Ghana’s national economic development plans also feature major expansion of the country’s railway network. The details of those plans’ constituent projects are aligned with Ghana’s broader intention to link its rural regions with major cities and ports, as well as neighbouring countries. As of 2021 Ghana’s rail activity accounted for around 3% and 4% of all freight and passenger traffic in the country, respectively, and operated on a triangular network between Accra, Kumasi and Takoradi.
In June 2020 the government announced that it had signed a €500m contract with Amandi Holdings for the construction and regeneration of the 102-km Takoradi-Huni Valley section of the Western Rail Line, which runs between Takoradi Port and the city of Kumasi. Huni Valley is a key contributor to the country’s mining and agricultural output, and is rich in gold and cocoa – top of Ghana’s top exports.
South African logistics firm Transnet is working to develop another portion of the line between Takoradi and Tarkwa, the latter of which is home to a mine that produced 5m tonnes of manganese in 2019. All but 560,000 tonnes of that figure was transported by road.
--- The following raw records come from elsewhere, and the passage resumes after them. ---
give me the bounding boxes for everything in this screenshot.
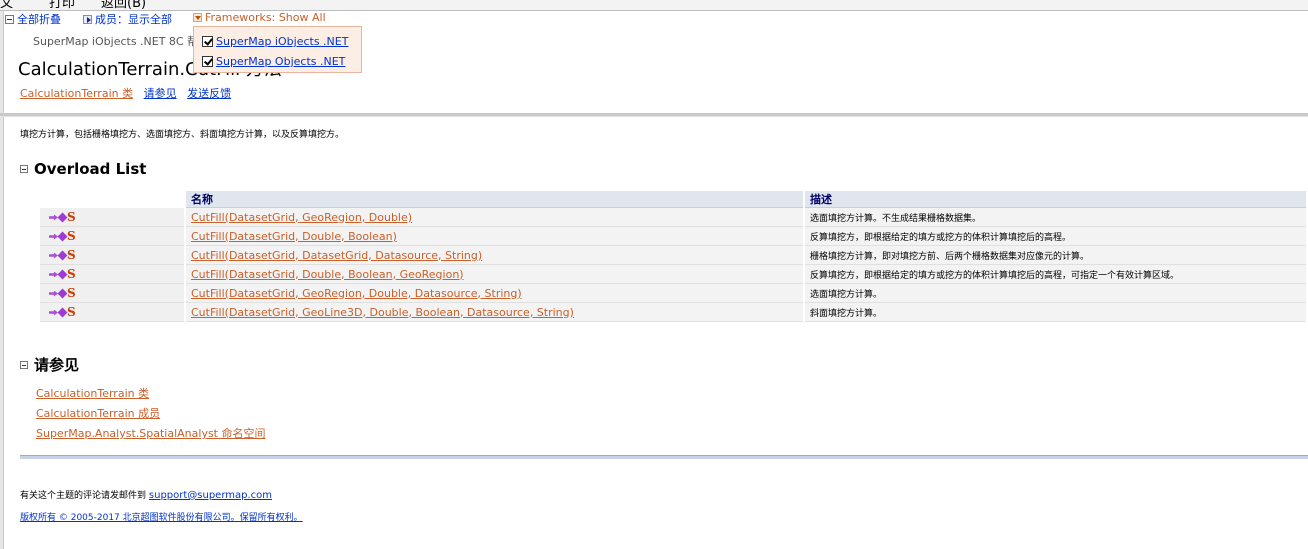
product-name: SuperMap iObjects .NET 8C 帮 xyxy=(33,35,199,48)
checkbox-checked-icon[interactable] xyxy=(202,56,213,67)
frameworks-filter-button[interactable]: Frameworks: Show All xyxy=(193,11,326,24)
name-cell: CutFill(DatasetGrid, DatasetGrid, Dataso… xyxy=(186,246,803,265)
frameworks-popup: SuperMap iObjects .NET SuperMap Objects … xyxy=(193,26,362,73)
framework-option-label[interactable]: SuperMap Objects .NET xyxy=(216,55,345,68)
overload-section-header[interactable]: Overload List xyxy=(20,160,146,178)
dropdown-icon xyxy=(193,13,202,22)
overload-link[interactable]: CutFill(DatasetGrid, Double, Boolean, Ge… xyxy=(191,268,464,281)
members-filter-label: 成员：显示全部 xyxy=(95,13,172,26)
method-summary: 填挖方计算，包括栅格填挖方、选面填挖方、斜面填挖方计算，以及反算填挖方。 xyxy=(20,130,345,140)
public-static-method-icon: S xyxy=(49,306,76,318)
framework-option-iobjects[interactable]: SuperMap iObjects .NET xyxy=(202,35,348,48)
overload-table: 名称 描述 S CutFill(DatasetGrid, GeoRegion, … xyxy=(38,191,1308,322)
frameworks-filter-label: Frameworks: Show All xyxy=(205,11,326,24)
table-row: S CutFill(DatasetGrid, Double, Boolean, … xyxy=(40,265,1306,284)
feedback-text: 有关这个主题的评论请发邮件到 xyxy=(20,491,147,501)
desc-cell: 栅格填挖方计算，即对填挖方前、后两个栅格数据集对应像元的计算。 xyxy=(805,246,1306,265)
footer-separator xyxy=(20,455,1308,459)
left-pane-edge xyxy=(0,11,4,549)
name-cell: CutFill(DatasetGrid, Double, Boolean, Ge… xyxy=(186,265,803,284)
see-also-namespace-link[interactable]: SuperMap.Analyst.SpatialAnalyst 命名空间 xyxy=(36,427,266,440)
table-row: S CutFill(DatasetGrid, GeoRegion, Double… xyxy=(40,284,1306,303)
public-static-method-icon: S xyxy=(49,249,76,261)
icon-cell: S xyxy=(40,284,184,303)
desc-cell: 选面填挖方计算。不生成结果栅格数据集。 xyxy=(805,208,1306,227)
overload-link[interactable]: CutFill(DatasetGrid, GeoRegion, Double, … xyxy=(191,287,522,300)
public-static-method-icon: S xyxy=(49,287,76,299)
framework-option-objects[interactable]: SuperMap Objects .NET xyxy=(202,55,345,68)
desc-cell: 反算填挖方，即根据给定的填方或挖方的体积计算填挖后的高程。 xyxy=(805,227,1306,246)
see-also-class-link[interactable]: CalculationTerrain 类 xyxy=(36,387,149,400)
overload-link[interactable]: CutFill(DatasetGrid, Double, Boolean) xyxy=(191,230,397,243)
icon-column-header xyxy=(40,191,184,208)
see-also-item: SuperMap.Analyst.SpatialAnalyst 命名空间 xyxy=(36,425,266,441)
table-row: S CutFill(DatasetGrid, GeoLine3D, Double… xyxy=(40,303,1306,322)
table-row: S CutFill(DatasetGrid, DatasetGrid, Data… xyxy=(40,246,1306,265)
menu-bar: 文 打印 返回(B) xyxy=(0,0,1308,11)
desc-cell: 选面填挖方计算。 xyxy=(805,284,1306,303)
name-cell: CutFill(DatasetGrid, GeoRegion, Double, … xyxy=(186,284,803,303)
overload-link[interactable]: CutFill(DatasetGrid, GeoLine3D, Double, … xyxy=(191,306,574,319)
overload-heading: Overload List xyxy=(34,160,147,178)
overload-link[interactable]: CutFill(DatasetGrid, GeoRegion, Double) xyxy=(191,211,412,224)
see-also-section-header[interactable]: 请参见 xyxy=(20,354,79,375)
collapse-icon xyxy=(20,165,28,173)
collapse-icon xyxy=(5,14,14,24)
table-row: S CutFill(DatasetGrid, GeoRegion, Double… xyxy=(40,208,1306,227)
table-row: S CutFill(DatasetGrid, Double, Boolean) … xyxy=(40,227,1306,246)
checkbox-checked-icon[interactable] xyxy=(202,36,213,47)
collapse-all-label: 全部折叠 xyxy=(17,13,61,26)
feedback-footer: 有关这个主题的评论请发邮件到 support@supermap.com xyxy=(20,488,272,501)
icon-cell: S xyxy=(40,208,184,227)
public-static-method-icon: S xyxy=(49,230,76,242)
icon-cell: S xyxy=(40,303,184,322)
copyright-link[interactable]: 版权所有 © 2005-2017 北京超图软件股份有限公司。保留所有权利。 xyxy=(20,513,303,523)
see-also-item: CalculationTerrain 类 xyxy=(36,385,149,401)
menu-item[interactable]: 文 xyxy=(0,0,13,10)
header-separator xyxy=(0,113,1308,117)
name-cell: CutFill(DatasetGrid, GeoRegion, Double) xyxy=(186,208,803,227)
desc-cell: 斜面填挖方计算。 xyxy=(805,303,1306,322)
support-email-link[interactable]: support@supermap.com xyxy=(149,490,272,501)
menu-item-back[interactable]: 返回(B) xyxy=(101,0,146,10)
members-filter-button[interactable]: 成员：显示全部 xyxy=(83,11,172,27)
see-also-link[interactable]: 请参见 xyxy=(144,87,177,100)
public-static-method-icon: S xyxy=(49,211,76,223)
icon-cell: S xyxy=(40,265,184,284)
icon-cell: S xyxy=(40,246,184,265)
overload-link[interactable]: CutFill(DatasetGrid, DatasetGrid, Dataso… xyxy=(191,249,482,262)
public-static-method-icon: S xyxy=(49,268,76,280)
class-link[interactable]: CalculationTerrain 类 xyxy=(20,87,133,100)
name-column-header: 名称 xyxy=(186,191,803,208)
see-also-item: CalculationTerrain 成员 xyxy=(36,405,160,421)
see-also-members-link[interactable]: CalculationTerrain 成员 xyxy=(36,407,160,420)
collapse-icon xyxy=(20,360,28,369)
desc-cell: 反算填挖方，即根据给定的填方或挖方的体积计算填挖后的高程，可指定一个有效计算区域… xyxy=(805,265,1306,284)
name-cell: CutFill(DatasetGrid, Double, Boolean) xyxy=(186,227,803,246)
feedback-link[interactable]: 发送反馈 xyxy=(187,87,231,100)
menu-item-print[interactable]: 打印 xyxy=(49,0,75,10)
name-cell: CutFill(DatasetGrid, GeoLine3D, Double, … xyxy=(186,303,803,322)
expand-right-icon xyxy=(83,14,92,24)
see-also-heading: 请参见 xyxy=(34,356,80,374)
nav-links: CalculationTerrain 类 请参见 发送反馈 xyxy=(20,85,238,101)
desc-column-header: 描述 xyxy=(805,191,1306,208)
collapse-all-button[interactable]: 全部折叠 xyxy=(5,11,61,27)
icon-cell: S xyxy=(40,227,184,246)
copyright-footer: 版权所有 © 2005-2017 北京超图软件股份有限公司。保留所有权利。 xyxy=(20,510,303,523)
framework-option-label[interactable]: SuperMap iObjects .NET xyxy=(216,35,348,48)
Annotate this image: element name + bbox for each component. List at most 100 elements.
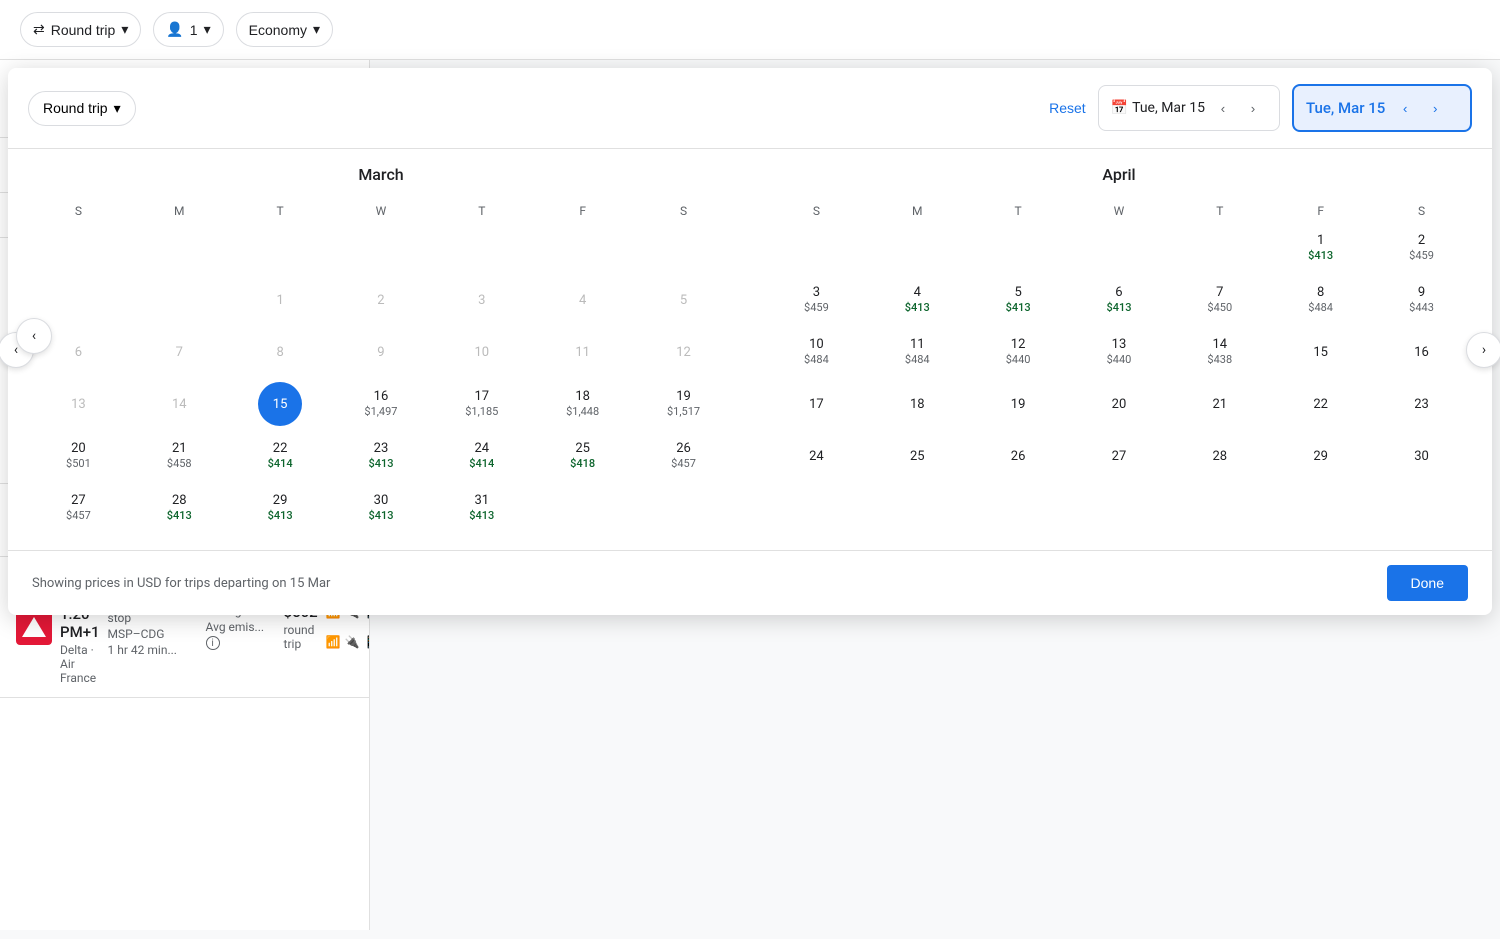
calendar-overlay: Round trip ▾ Reset 📅 Tue, Mar 15 ‹ › Tue…: [8, 68, 1492, 615]
calendar-day-cell[interactable]: 1$413: [1270, 222, 1371, 274]
calendar-day-cell[interactable]: 9$443: [1371, 274, 1472, 326]
calendar-day-cell[interactable]: 12: [633, 326, 734, 378]
departure-date-label: Tue, Mar 15: [1132, 100, 1205, 116]
calendar-day-cell[interactable]: 24: [766, 430, 867, 482]
calendar-day-cell[interactable]: 17: [766, 378, 867, 430]
calendar-day-cell[interactable]: 17$1,185: [431, 378, 532, 430]
calendar-day-cell[interactable]: 16: [1371, 326, 1472, 378]
calendar-day-cell: [331, 222, 432, 274]
calendar-day-cell[interactable]: 3$459: [766, 274, 867, 326]
calendar-day-cell[interactable]: 13$440: [1069, 326, 1170, 378]
calendar-day-cell[interactable]: 8$484: [1270, 274, 1371, 326]
flight-3-emission-info[interactable]: i: [206, 636, 220, 650]
calendar-day-cell: [867, 222, 968, 274]
calendar-day-cell[interactable]: 22$414: [230, 430, 331, 482]
calendar-day-cell[interactable]: 10$484: [766, 326, 867, 378]
calendar-day-cell[interactable]: 21$458: [129, 430, 230, 482]
calendar-day-cell[interactable]: 26: [968, 430, 1069, 482]
calendar-day-cell[interactable]: 18: [867, 378, 968, 430]
calendar-trip-type-label: Round trip: [43, 100, 108, 116]
departure-date-nav: ‹ ›: [1209, 94, 1267, 122]
calendar-day-cell[interactable]: 15: [1270, 326, 1371, 378]
march-col-thu: T: [431, 200, 532, 222]
passengers-button[interactable]: 👤 1 ▾: [153, 12, 223, 47]
departure-date-prev-button[interactable]: ‹: [1209, 94, 1237, 122]
calendar-day-cell[interactable]: 7$450: [1169, 274, 1270, 326]
calendar-day-cell[interactable]: 25: [867, 430, 968, 482]
calendar-day-cell[interactable]: 13: [28, 378, 129, 430]
calendar-day-cell[interactable]: 4$413: [867, 274, 968, 326]
back-chevron-icon: ‹: [32, 328, 36, 344]
calendar-day-cell[interactable]: 2$459: [1371, 222, 1472, 274]
return-date-next-button[interactable]: ›: [1421, 94, 1449, 122]
flight-3-stop-time: 1 hr 42 min...: [108, 643, 177, 657]
calendar-day-cell[interactable]: 9: [331, 326, 432, 378]
calendar-day-cell[interactable]: 25$418: [532, 430, 633, 482]
calendar-day-cell[interactable]: 1: [230, 274, 331, 326]
april-col-sat: S: [1371, 200, 1472, 222]
return-date-input[interactable]: Tue, Mar 15 ‹ ›: [1292, 84, 1472, 132]
calendar-day-cell[interactable]: 29$413: [230, 482, 331, 534]
calendar-week-row: 10$48411$48412$44013$44014$4381516: [766, 326, 1472, 378]
march-header-row: S M T W T F S: [28, 200, 734, 222]
calendar-day-cell[interactable]: 5: [633, 274, 734, 326]
calendar-trip-type-button[interactable]: Round trip ▾: [28, 91, 136, 126]
calendar-day-cell[interactable]: 23$413: [331, 430, 432, 482]
calendar-day-cell[interactable]: 18$1,448: [532, 378, 633, 430]
calendar-day-cell[interactable]: 6$413: [1069, 274, 1170, 326]
calendar-day-cell[interactable]: 12$440: [968, 326, 1069, 378]
return-date-prev-button[interactable]: ‹: [1391, 94, 1419, 122]
calendar-week-row: 13141516$1,49717$1,18518$1,44819$1,517: [28, 378, 734, 430]
calendar-day-cell[interactable]: 5$413: [968, 274, 1069, 326]
calendar-day-cell[interactable]: 3: [431, 274, 532, 326]
cabin-class-button[interactable]: Economy ▾: [236, 12, 333, 47]
top-bar: ⇄ Round trip ▾ 👤 1 ▾ Economy ▾: [0, 0, 1500, 60]
calendar-day-cell[interactable]: 30$413: [331, 482, 432, 534]
calendar-day-cell: [28, 274, 129, 326]
main-content: Minneapolis ⊞ All filters Stops ▾ Airlin…: [0, 60, 1500, 930]
calendar-day-cell[interactable]: 20$501: [28, 430, 129, 482]
calendar-day-cell[interactable]: 29: [1270, 430, 1371, 482]
round-trip-button[interactable]: ⇄ Round trip ▾: [20, 12, 141, 47]
calendar-day-cell: [1169, 222, 1270, 274]
calendar-day-cell[interactable]: 19: [968, 378, 1069, 430]
departure-date-input[interactable]: 📅 Tue, Mar 15 ‹ ›: [1098, 85, 1280, 131]
calendar-day-cell[interactable]: 4: [532, 274, 633, 326]
calendar-day-cell[interactable]: 27: [1069, 430, 1170, 482]
april-grid: S M T W T F S 1$4132$4593$4594$4135$4136…: [766, 200, 1472, 482]
calendar-day-cell[interactable]: 23: [1371, 378, 1472, 430]
calendar-day-cell[interactable]: 7: [129, 326, 230, 378]
flight-3-route: MSP–CDG: [108, 627, 165, 641]
calendar-day-cell[interactable]: 28: [1169, 430, 1270, 482]
march-title: March: [28, 165, 734, 184]
departure-date-next-button[interactable]: ›: [1239, 94, 1267, 122]
calendar-day-cell[interactable]: 21: [1169, 378, 1270, 430]
march-col-fri: F: [532, 200, 633, 222]
calendar-day-cell[interactable]: 15: [230, 378, 331, 430]
calendar-day-cell[interactable]: 31$413: [431, 482, 532, 534]
done-button[interactable]: Done: [1387, 565, 1468, 601]
back-button[interactable]: ‹: [16, 318, 52, 354]
calendar-day-cell[interactable]: 28$413: [129, 482, 230, 534]
calendar-day-cell[interactable]: 14$438: [1169, 326, 1270, 378]
calendar-day-cell[interactable]: 19$1,517: [633, 378, 734, 430]
calendar-day-cell[interactable]: 8: [230, 326, 331, 378]
calendar-day-cell[interactable]: 11: [532, 326, 633, 378]
calendar-day-cell[interactable]: 27$457: [28, 482, 129, 534]
calendar-day-cell[interactable]: 14: [129, 378, 230, 430]
calendar-week-row: 27$45728$41329$41330$41331$413: [28, 482, 734, 534]
calendar-day-cell[interactable]: 20: [1069, 378, 1170, 430]
calendar-day-cell[interactable]: 16$1,497: [331, 378, 432, 430]
april-body: 1$4132$459 3$4594$4135$4136$4137$4508$484…: [766, 222, 1472, 482]
calendar-day-cell[interactable]: 10: [431, 326, 532, 378]
calendar-day-cell[interactable]: 30: [1371, 430, 1472, 482]
calendar-day-cell[interactable]: 26$457: [633, 430, 734, 482]
calendar-day-cell[interactable]: 2: [331, 274, 432, 326]
calendar-day-cell: [230, 222, 331, 274]
calendar-next-month-button[interactable]: ›: [1466, 332, 1500, 368]
calendar-day-cell[interactable]: 24$414: [431, 430, 532, 482]
calendar-day-cell[interactable]: 22: [1270, 378, 1371, 430]
reset-button[interactable]: Reset: [1049, 100, 1086, 116]
calendar-day-cell[interactable]: 11$484: [867, 326, 968, 378]
power-icon-2: 🔌: [345, 635, 360, 649]
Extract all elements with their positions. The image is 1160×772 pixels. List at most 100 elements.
The construction of the additional section of railway is expected to bring down transport times and costs, while also easing road congestion and damage en route. These developments represent significant steps in enabling better movement of people and goods between rural and urban areas, and are expected to facilitate economic growth for the rural businesses and locations that they serve.
The January 2021 launch of the African Continental Free Trade Area (AfCFTA) is expected to facilitate increased levels of trade across the continent. Ghana’s political stability, favourable business environment and strong macroeconomic policies could prove attractive to international corporations that establish or deepen operations in Africa to capitalise on the AfCFTA. This would boost Ghana’s tax revenue via trade and export growth, generating additional public funds for road and other transport infrastructure initiatives.
Another key component of the government’s rail development programme is the Central Spine Line, which was in the feasibility stage as of late 2021. The line is intended to run from the centre of Kumasi to Paga on the northern border with Burkina Faso and beyond. It will connect cities, towns and villages along its route, and will also link with the existing Eastern and Western lines. This is expected to open trade and employment opportunities for rural inhabitants. By providing rail connectivity to the agriculturally focused northern regions, the development is expected facilitate economic growth.
Similarly, the authorities hope that the TransECOWAS rail project, which will stretch east to west from Aflao, on the border with Togo, to Elubo on the border with Côte d’Ivoire, will bring considerable economic value to Ghana. It is also hoped that the project will as strengthen bilateral trade and relations, as ECOWAS member nations harness the growth potential offered by the AfCFTA. The development is expected to cost around $3.8bn, and work is set to commence in 2022, with completion slated for 2025.
The country stands to benefit from the completion of these infrastructure and connectivity projects. Linking agricultural areas and rural tourist attractions with district capitals and major cities is expected to drive economic development. Indeed, the CCC report found that Ghana’s rail interventions could generate GHS6.5bn ($1.1bn) per km between 2019 and 2049. The potential costs associated with these developments could total GHS5.3bn ($905.8m) per km, leaving a yield of GHS1.2bn ($205.1m) per km. This demonstrates not only the viability of investing in rail projects in Ghana, but also their sizeable benefits for local rural communities and businesses.